Later on we see a barrage of machine-gun fire mow down a fellow squad-mate, who just lies there bleeding on the muddy ground screaming "No! I'm not ready!" Dean has to use covering fire to distract the VC as another soldier desperately picks up the wounded soldier and drags him behind the tanks. The injured man dies moments later, just as napalm strikes from US aircraft ignites the enemy hills and trees in a blaze of fiery destruction.
Is That A Real Dead Person?
Men Of Valor is peppered with disturbing images of war, but George insists that it was done with the best intentions. "I don't think our intent was to shock the player. I mean we're not out to make a political statement about the Vietnam War; you can draw your own conclusions about that.

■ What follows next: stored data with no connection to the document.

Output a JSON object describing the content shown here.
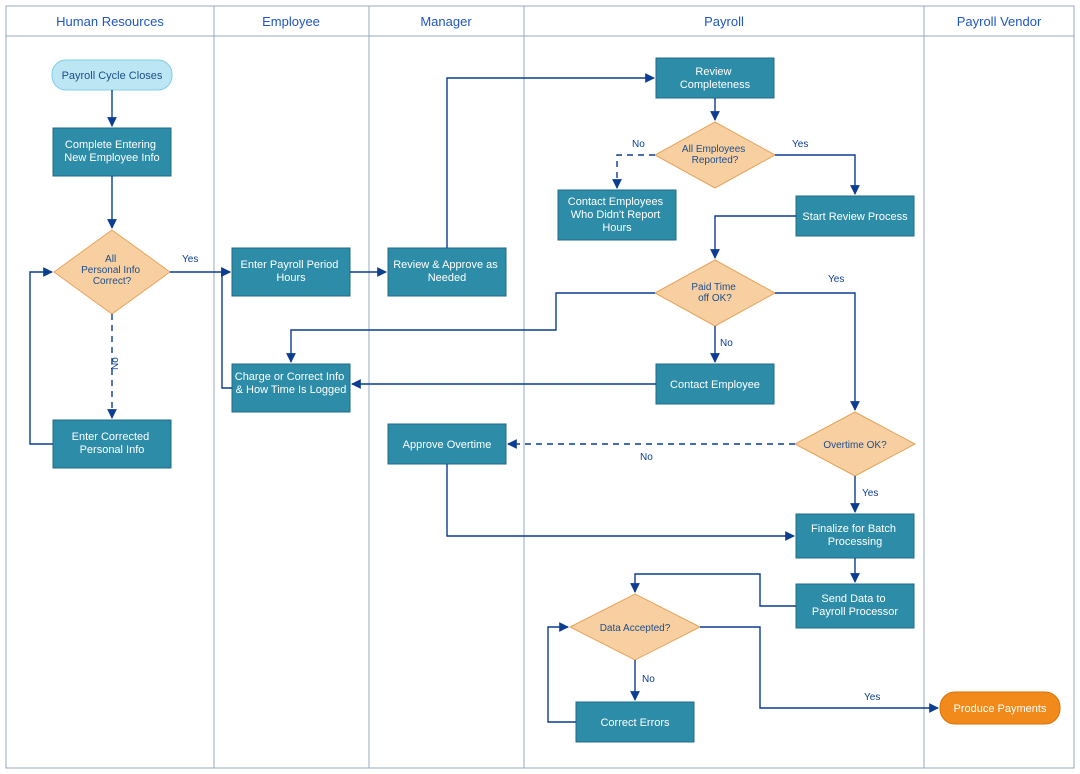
{
  "lanes": {
    "hr": "Human Resources",
    "employee": "Employee",
    "manager": "Manager",
    "payroll": "Payroll",
    "vendor": "Payroll Vendor"
  },
  "nodes": {
    "start": "Payroll Cycle Closes",
    "completeEntering": "Complete Entering New Employee Info",
    "allPersonalInfo": "All Personal Info Correct?",
    "enterCorrected": "Enter Corrected Personal Info",
    "enterPayrollHours": "Enter Payroll Period Hours",
    "chargeCorrect": "Charge or Correct Info & How Time Is Logged",
    "reviewApprove": "Review & Approve as Needed",
    "approveOvertime": "Approve Overtime",
    "reviewCompleteness": "Review Completeness",
    "allEmployeesReported": "All Employees Reported?",
    "contactNoReport": "Contact Employees Who Didn't Report Hours",
    "startReview": "Start Review Process",
    "paidTimeOffOK": "Paid Time off OK?",
    "contactEmployee": "Contact Employee",
    "overtimeOK": "Overtime OK?",
    "finalizeBatch": "Finalize for Batch Processing",
    "sendData": "Send Data to Payroll Processor",
    "dataAccepted": "Data Accepted?",
    "correctErrors": "Correct Errors",
    "producePayments": "Produce Payments"
  },
  "labels": {
    "yes": "Yes",
    "no": "No"
  }
}
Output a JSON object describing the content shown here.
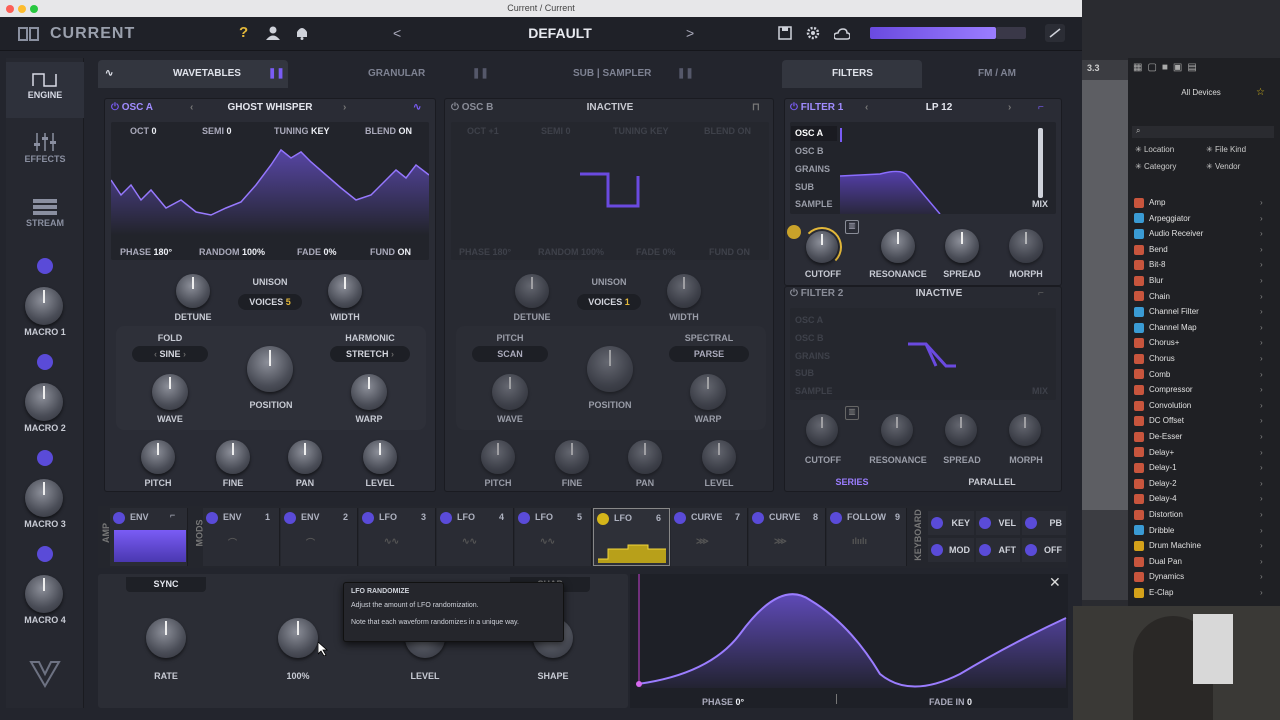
{
  "window": {
    "title": "Current / Current"
  },
  "header": {
    "logo": "CURRENT",
    "preset": "DEFAULT",
    "help": "?",
    "prev": "<",
    "next": ">"
  },
  "sidebar": {
    "items": [
      {
        "label": "ENGINE"
      },
      {
        "label": "EFFECTS"
      },
      {
        "label": "STREAM"
      }
    ],
    "macros": [
      "MACRO 1",
      "MACRO 2",
      "MACRO 3",
      "MACRO 4"
    ]
  },
  "tabs": {
    "wavetables": "WAVETABLES",
    "granular": "GRANULAR",
    "sub_sampler": "SUB | SAMPLER",
    "filters": "FILTERS",
    "fm_am": "FM / AM"
  },
  "osc_a": {
    "title": "OSC A",
    "wave": "GHOST WHISPER",
    "oct_l": "OCT",
    "oct": "0",
    "semi_l": "SEMI",
    "semi": "0",
    "tuning_l": "TUNING",
    "tuning": "KEY",
    "blend_l": "BLEND",
    "blend": "ON",
    "phase_l": "PHASE",
    "phase": "180°",
    "random_l": "RANDOM",
    "random": "100%",
    "fade_l": "FADE",
    "fade": "0%",
    "fund_l": "FUND",
    "fund": "ON",
    "detune": "DETUNE",
    "unison": "UNISON",
    "voices_l": "VOICES",
    "voices": "5",
    "width": "WIDTH",
    "fold": "FOLD",
    "fold_val": "SINE",
    "harmonic": "HARMONIC",
    "harmonic_val": "STRETCH",
    "wave_l": "WAVE",
    "position": "POSITION",
    "warp": "WARP",
    "pitch": "PITCH",
    "fine": "FINE",
    "pan": "PAN",
    "level": "LEVEL"
  },
  "osc_b": {
    "title": "OSC B",
    "wave": "INACTIVE",
    "oct_l": "OCT",
    "oct": "+1",
    "semi_l": "SEMI",
    "semi": "0",
    "tuning_l": "TUNING",
    "tuning": "KEY",
    "blend_l": "BLEND",
    "blend": "ON",
    "phase_l": "PHASE",
    "phase": "180°",
    "random_l": "RANDOM",
    "random": "100%",
    "fade_l": "FADE",
    "fade": "0%",
    "fund_l": "FUND",
    "fund": "ON",
    "detune": "DETUNE",
    "unison": "UNISON",
    "voices_l": "VOICES",
    "voices": "1",
    "width": "WIDTH",
    "pitch_mode": "PITCH",
    "pitch_mode_val": "SCAN",
    "spectral": "SPECTRAL",
    "spectral_val": "PARSE",
    "wave_l": "WAVE",
    "position": "POSITION",
    "warp": "WARP",
    "pitch": "PITCH",
    "fine": "FINE",
    "pan": "PAN",
    "level": "LEVEL"
  },
  "filter1": {
    "title": "FILTER 1",
    "type": "LP 12",
    "sources": [
      "OSC A",
      "OSC B",
      "GRAINS",
      "SUB",
      "SAMPLE"
    ],
    "mix": "MIX",
    "cutoff": "CUTOFF",
    "resonance": "RESONANCE",
    "spread": "SPREAD",
    "morph": "MORPH"
  },
  "filter2": {
    "title": "FILTER 2",
    "type": "INACTIVE",
    "sources": [
      "OSC A",
      "OSC B",
      "GRAINS",
      "SUB",
      "SAMPLE"
    ],
    "mix": "MIX",
    "cutoff": "CUTOFF",
    "resonance": "RESONANCE",
    "spread": "SPREAD",
    "morph": "MORPH",
    "series": "SERIES",
    "parallel": "PARALLEL"
  },
  "mods": {
    "amp_l": "AMP",
    "mods_l": "MODS",
    "keyboard_l": "KEYBOARD",
    "slots": [
      {
        "name": "ENV",
        "num": ""
      },
      {
        "name": "ENV",
        "num": "1"
      },
      {
        "name": "ENV",
        "num": "2"
      },
      {
        "name": "LFO",
        "num": "3"
      },
      {
        "name": "LFO",
        "num": "4"
      },
      {
        "name": "LFO",
        "num": "5"
      },
      {
        "name": "LFO",
        "num": "6"
      },
      {
        "name": "CURVE",
        "num": "7"
      },
      {
        "name": "CURVE",
        "num": "8"
      },
      {
        "name": "FOLLOW",
        "num": "9"
      }
    ],
    "keys": [
      "KEY",
      "VEL",
      "PB",
      "MOD",
      "AFT",
      "OFF"
    ]
  },
  "lfo": {
    "sync": "SYNC",
    "shape_hdr": "SHAP",
    "rate": "RATE",
    "random_val": "100%",
    "level": "LEVEL",
    "shape": "SHAPE",
    "phase_l": "PHASE",
    "phase": "0°",
    "fadein_l": "FADE IN",
    "fadein": "0",
    "close": "✕"
  },
  "tooltip": {
    "title": "LFO RANDOMIZE",
    "line1": "Adjust the amount of LFO randomization.",
    "line2": "Note that each waveform randomizes in a unique way."
  },
  "daw": {
    "counter": "3.3",
    "browser_title": "All Devices",
    "location": "Location",
    "file_kind": "File Kind",
    "category": "Category",
    "vendor": "Vendor",
    "devices": [
      {
        "name": "Amp",
        "c": "r"
      },
      {
        "name": "Arpeggiator",
        "c": "b"
      },
      {
        "name": "Audio Receiver",
        "c": "b"
      },
      {
        "name": "Bend",
        "c": "r"
      },
      {
        "name": "Bit-8",
        "c": "r"
      },
      {
        "name": "Blur",
        "c": "r"
      },
      {
        "name": "Chain",
        "c": "r"
      },
      {
        "name": "Channel Filter",
        "c": "b"
      },
      {
        "name": "Channel Map",
        "c": "b"
      },
      {
        "name": "Chorus+",
        "c": "r"
      },
      {
        "name": "Chorus",
        "c": "r"
      },
      {
        "name": "Comb",
        "c": "r"
      },
      {
        "name": "Compressor",
        "c": "r"
      },
      {
        "name": "Convolution",
        "c": "r"
      },
      {
        "name": "DC Offset",
        "c": "r"
      },
      {
        "name": "De-Esser",
        "c": "r"
      },
      {
        "name": "Delay+",
        "c": "r"
      },
      {
        "name": "Delay-1",
        "c": "r"
      },
      {
        "name": "Delay-2",
        "c": "r"
      },
      {
        "name": "Delay-4",
        "c": "r"
      },
      {
        "name": "Distortion",
        "c": "r"
      },
      {
        "name": "Dribble",
        "c": "b"
      },
      {
        "name": "Drum Machine",
        "c": "y"
      },
      {
        "name": "Dual Pan",
        "c": "r"
      },
      {
        "name": "Dynamics",
        "c": "r"
      },
      {
        "name": "E-Clap",
        "c": "y"
      }
    ]
  },
  "colors": {
    "accent": "#7a5cf5",
    "lfo_highlight": "#d4b51a",
    "bg": "#23252d"
  }
}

I think our goal is to portray the war accurately and we've tried to leave things out which are tasteless."
Unlike many other cross-platform Vietnam games, 2015 is completely overhauling the PC version, so players will experience extra missions and more soldiers involved in the battles. Rather like Medal Of Honor or Call Of Duty, you don't control your squad in the game, relying instead on the AI to send around half a dozen soldiers scurrying into firefights with you. "However, your squad-mates are not so beefed up that they're just going to wipe everybody out so you don't have to play the game," adds George, "but if you work with them and you fight alongside them, you will have a much easier time playing rather than being a loner."
As you can see from these exclusive screenshots, Men Of Valor also has graphics that are far superior to its console equivalent. The water effects are stunning, rippling and splashing if disturbed by soldiers or gunfire. The explosions are also terrific, tossing earth, brick and wood into the air, and creating realistic plumes of smoke. "We have an awesome amount of foliage, canopy and jungle," continues George. "There's full ground coverage with grass everywhere that you can hide in or explore with your squad. It's pretty cool the way the grass actually moves as you walk through it."